Le Consortium International pour les Droits Humains au Congo (CIDHC) a condamné la poursuite des massacres de civils dans la ville et le territoire de Beni, au Nord-Kivu, estimant que les récentes attaques illustrent les failles persistantes du dispositif sécuritaire instauré sous le régime de l’état de siège.
Dans un communiqué publié ce mardi 14 juillet, l’organisation, par la voix de son cofondateur et représentant régional pour les pays des Grands Lacs d’Afrique, Maître Jean-Paul Paluku Ngahangondi, fait part de sa « profonde indignation » face aux violences qui continuent de frapper les populations civiles dans cette partie de l’est de la République démocratique du Congo.
Selon le CIDHC, la récente attaque meurtrière perpétrée contre des civils au cœur de la ville de Beni témoigne une nouvelle fois de « l’extrême vulnérabilité des populations et de l’échec persistant des dispositifs sécuritaires mis en place sous le régime de l’état de siège ».
Le Consortium rappelle que, durant plusieurs mois, le gouverneur militaire du Nord-Kivu, le général-major Kakule Somo Evariste, avait indiqué ne pas disposer du contrôle des opérations militaires, une situation qui, selon lui, limitait sa capacité à garantir efficacement la sécurité des populations civiles.
Toutefois, souligne l’organisation, près de vingt-cinq jours après la restitution de la conduite des opérations militaires par la hiérarchie militaire, « les terroristes ADF ont réussi à commettre un nouveau massacre dans la ville de Beni », où sont établis les principales institutions provinciales, le quartier général du commandement militaire ainsi que celui des opérations Sokola I.
Pour le CIDHC, ces événements « soulèvent de sérieuses interrogations sur l’efficacité des mécanismes de protection des populations civiles » et mettent en évidence « les insuffisances persistantes dans la réponse sécuritaire face à la menace des ADF ».
L’organisation juge « inacceptable » que les habitants de Beni continuent de subir des attaques répétées malgré les dispositifs sécuritaires en vigueur.
« Les populations de Beni ont les mêmes droits à la vie, à la sécurité et à la protection que tous les autres citoyens de la République démocratique du Congo. Rien ne saurait justifier qu’elles continuent de vivre quotidiennement dans la peur, la mort et le deuil », souligne le communiqué.
Le CIDHC estime par ailleurs que les plus hautes autorités de l’État portent une responsabilité politique et institutionnelle dans la persistance de cette crise sécuritaire.
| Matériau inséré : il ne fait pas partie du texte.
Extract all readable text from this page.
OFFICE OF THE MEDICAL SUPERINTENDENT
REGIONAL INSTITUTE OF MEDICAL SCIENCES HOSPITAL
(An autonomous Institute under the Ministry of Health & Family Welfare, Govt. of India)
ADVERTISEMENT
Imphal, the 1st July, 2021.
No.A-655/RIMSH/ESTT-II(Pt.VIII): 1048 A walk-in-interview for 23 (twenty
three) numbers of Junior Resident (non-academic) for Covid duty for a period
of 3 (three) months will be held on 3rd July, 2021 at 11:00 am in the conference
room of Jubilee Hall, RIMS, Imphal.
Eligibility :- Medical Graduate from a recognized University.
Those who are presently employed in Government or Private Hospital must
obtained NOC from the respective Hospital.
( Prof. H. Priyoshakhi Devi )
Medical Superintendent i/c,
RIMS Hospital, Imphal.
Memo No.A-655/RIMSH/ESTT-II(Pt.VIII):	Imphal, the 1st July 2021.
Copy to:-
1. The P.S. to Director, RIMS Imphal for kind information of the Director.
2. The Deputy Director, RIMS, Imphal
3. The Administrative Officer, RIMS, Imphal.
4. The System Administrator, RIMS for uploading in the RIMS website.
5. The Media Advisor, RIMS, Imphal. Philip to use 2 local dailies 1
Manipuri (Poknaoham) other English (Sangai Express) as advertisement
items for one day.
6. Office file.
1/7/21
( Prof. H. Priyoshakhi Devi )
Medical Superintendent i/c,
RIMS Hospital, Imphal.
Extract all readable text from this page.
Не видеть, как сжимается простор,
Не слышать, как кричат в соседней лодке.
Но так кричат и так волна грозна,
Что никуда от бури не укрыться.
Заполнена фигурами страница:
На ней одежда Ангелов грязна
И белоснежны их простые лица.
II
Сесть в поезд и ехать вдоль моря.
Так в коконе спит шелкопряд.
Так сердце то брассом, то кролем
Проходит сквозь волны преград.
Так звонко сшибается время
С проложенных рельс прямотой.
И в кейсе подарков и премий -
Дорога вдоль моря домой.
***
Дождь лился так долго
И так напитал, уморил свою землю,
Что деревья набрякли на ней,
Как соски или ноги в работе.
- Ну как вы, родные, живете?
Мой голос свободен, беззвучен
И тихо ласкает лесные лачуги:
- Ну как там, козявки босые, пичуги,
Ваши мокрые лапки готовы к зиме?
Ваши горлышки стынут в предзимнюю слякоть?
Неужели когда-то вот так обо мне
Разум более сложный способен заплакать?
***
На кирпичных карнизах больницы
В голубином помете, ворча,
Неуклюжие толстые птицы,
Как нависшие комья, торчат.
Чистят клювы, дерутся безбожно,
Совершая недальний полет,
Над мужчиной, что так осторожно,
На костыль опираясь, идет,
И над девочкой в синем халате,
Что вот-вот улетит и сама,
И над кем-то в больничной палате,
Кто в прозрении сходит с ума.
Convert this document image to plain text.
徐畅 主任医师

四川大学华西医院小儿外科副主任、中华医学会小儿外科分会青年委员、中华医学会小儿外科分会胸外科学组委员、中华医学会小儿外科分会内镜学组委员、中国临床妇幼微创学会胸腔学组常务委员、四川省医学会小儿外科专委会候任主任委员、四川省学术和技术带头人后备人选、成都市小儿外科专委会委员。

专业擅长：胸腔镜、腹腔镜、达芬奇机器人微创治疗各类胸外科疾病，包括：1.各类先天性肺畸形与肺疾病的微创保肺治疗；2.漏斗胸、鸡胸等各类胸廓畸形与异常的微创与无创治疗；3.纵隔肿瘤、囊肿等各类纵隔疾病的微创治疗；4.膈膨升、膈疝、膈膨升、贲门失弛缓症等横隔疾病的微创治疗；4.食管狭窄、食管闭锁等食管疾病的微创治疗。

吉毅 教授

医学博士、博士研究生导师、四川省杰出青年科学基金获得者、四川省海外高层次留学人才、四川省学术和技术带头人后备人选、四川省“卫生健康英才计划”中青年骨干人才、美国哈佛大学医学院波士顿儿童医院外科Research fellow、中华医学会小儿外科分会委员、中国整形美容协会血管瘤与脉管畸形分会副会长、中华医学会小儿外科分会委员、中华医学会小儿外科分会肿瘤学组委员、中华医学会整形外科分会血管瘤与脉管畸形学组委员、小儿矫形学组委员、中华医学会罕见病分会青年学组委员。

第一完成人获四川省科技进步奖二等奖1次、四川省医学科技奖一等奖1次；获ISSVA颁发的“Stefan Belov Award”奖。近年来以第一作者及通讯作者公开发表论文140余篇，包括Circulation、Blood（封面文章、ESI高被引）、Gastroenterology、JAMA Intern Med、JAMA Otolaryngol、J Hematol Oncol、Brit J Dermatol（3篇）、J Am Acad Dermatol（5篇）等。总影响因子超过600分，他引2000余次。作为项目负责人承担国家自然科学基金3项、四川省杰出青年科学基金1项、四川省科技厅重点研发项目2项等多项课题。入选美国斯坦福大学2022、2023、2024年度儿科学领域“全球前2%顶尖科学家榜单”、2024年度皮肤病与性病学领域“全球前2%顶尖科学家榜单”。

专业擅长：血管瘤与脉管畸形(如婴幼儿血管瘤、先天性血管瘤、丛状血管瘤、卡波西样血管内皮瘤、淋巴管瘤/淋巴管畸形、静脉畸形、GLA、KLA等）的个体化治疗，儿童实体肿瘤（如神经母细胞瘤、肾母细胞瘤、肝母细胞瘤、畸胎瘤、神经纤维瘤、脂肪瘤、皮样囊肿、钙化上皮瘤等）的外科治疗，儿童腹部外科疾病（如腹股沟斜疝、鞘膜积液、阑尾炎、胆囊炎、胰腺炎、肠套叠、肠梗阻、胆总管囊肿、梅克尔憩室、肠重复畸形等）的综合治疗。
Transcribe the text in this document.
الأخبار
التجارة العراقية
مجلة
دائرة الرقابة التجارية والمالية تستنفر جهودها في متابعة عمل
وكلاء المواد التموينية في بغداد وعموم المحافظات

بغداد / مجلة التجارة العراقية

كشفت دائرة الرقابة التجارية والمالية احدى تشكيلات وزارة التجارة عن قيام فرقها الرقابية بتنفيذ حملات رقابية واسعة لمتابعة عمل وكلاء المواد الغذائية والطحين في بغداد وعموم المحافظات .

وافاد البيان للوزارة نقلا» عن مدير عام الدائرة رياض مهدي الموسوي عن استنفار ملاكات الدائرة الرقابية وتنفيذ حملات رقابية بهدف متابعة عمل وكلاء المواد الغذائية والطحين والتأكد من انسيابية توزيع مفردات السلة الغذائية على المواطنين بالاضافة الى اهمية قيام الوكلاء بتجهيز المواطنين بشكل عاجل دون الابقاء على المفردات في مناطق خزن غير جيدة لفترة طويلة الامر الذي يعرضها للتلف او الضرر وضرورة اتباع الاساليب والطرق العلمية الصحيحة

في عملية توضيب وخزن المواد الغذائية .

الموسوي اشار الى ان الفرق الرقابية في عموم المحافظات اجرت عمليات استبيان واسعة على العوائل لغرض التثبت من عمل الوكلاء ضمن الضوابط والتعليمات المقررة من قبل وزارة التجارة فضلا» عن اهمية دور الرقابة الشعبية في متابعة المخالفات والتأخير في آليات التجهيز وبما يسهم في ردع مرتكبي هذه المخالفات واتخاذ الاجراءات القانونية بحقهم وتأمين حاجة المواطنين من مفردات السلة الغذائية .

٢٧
L’organisation rappelle qu’en sa qualité de garant de la Nation et de commandant suprême des Forces armées de la République démocratique du Congo (FARDC), le président Félix-Antoine Tshisekedi Tshilombo est investi de la responsabilité constitutionnelle d’assurer la sécurité des citoyens sur l’ensemble du territoire national.
À ce titre, le Consortium considère que les mesures adoptées jusqu’à présent n’ont pas permis d’enrayer les massacres qui continuent d’endeuiller la région de Beni.
Face à cette situation, le CIDHC appelle les autorités congolaises à prendre « des mesures urgentes, concrètes et efficaces » afin de renforcer la protection des populations civiles, d’intensifier les opérations contre les groupes armés et de mettre un terme à cette crise humanitaire.
L’organisation plaide également pour l’ouverture d’enquêtes indépendantes sur chaque massacre afin d’établir les responsabilités et de traduire en justice « les auteurs, coauteurs, complices ainsi que les éventuels responsables par négligence, conformément à la loi ».
Signalons que, le Consortium International pour les Droits Humains au Congo réaffirme son engagement à poursuivre son plaidoyer aux niveaux national et international pour la défense des droits fondamentaux des populations civiles, jusqu’au rétablissement durable de la paix, de la sécurité et de la dignité des habitants de Beni.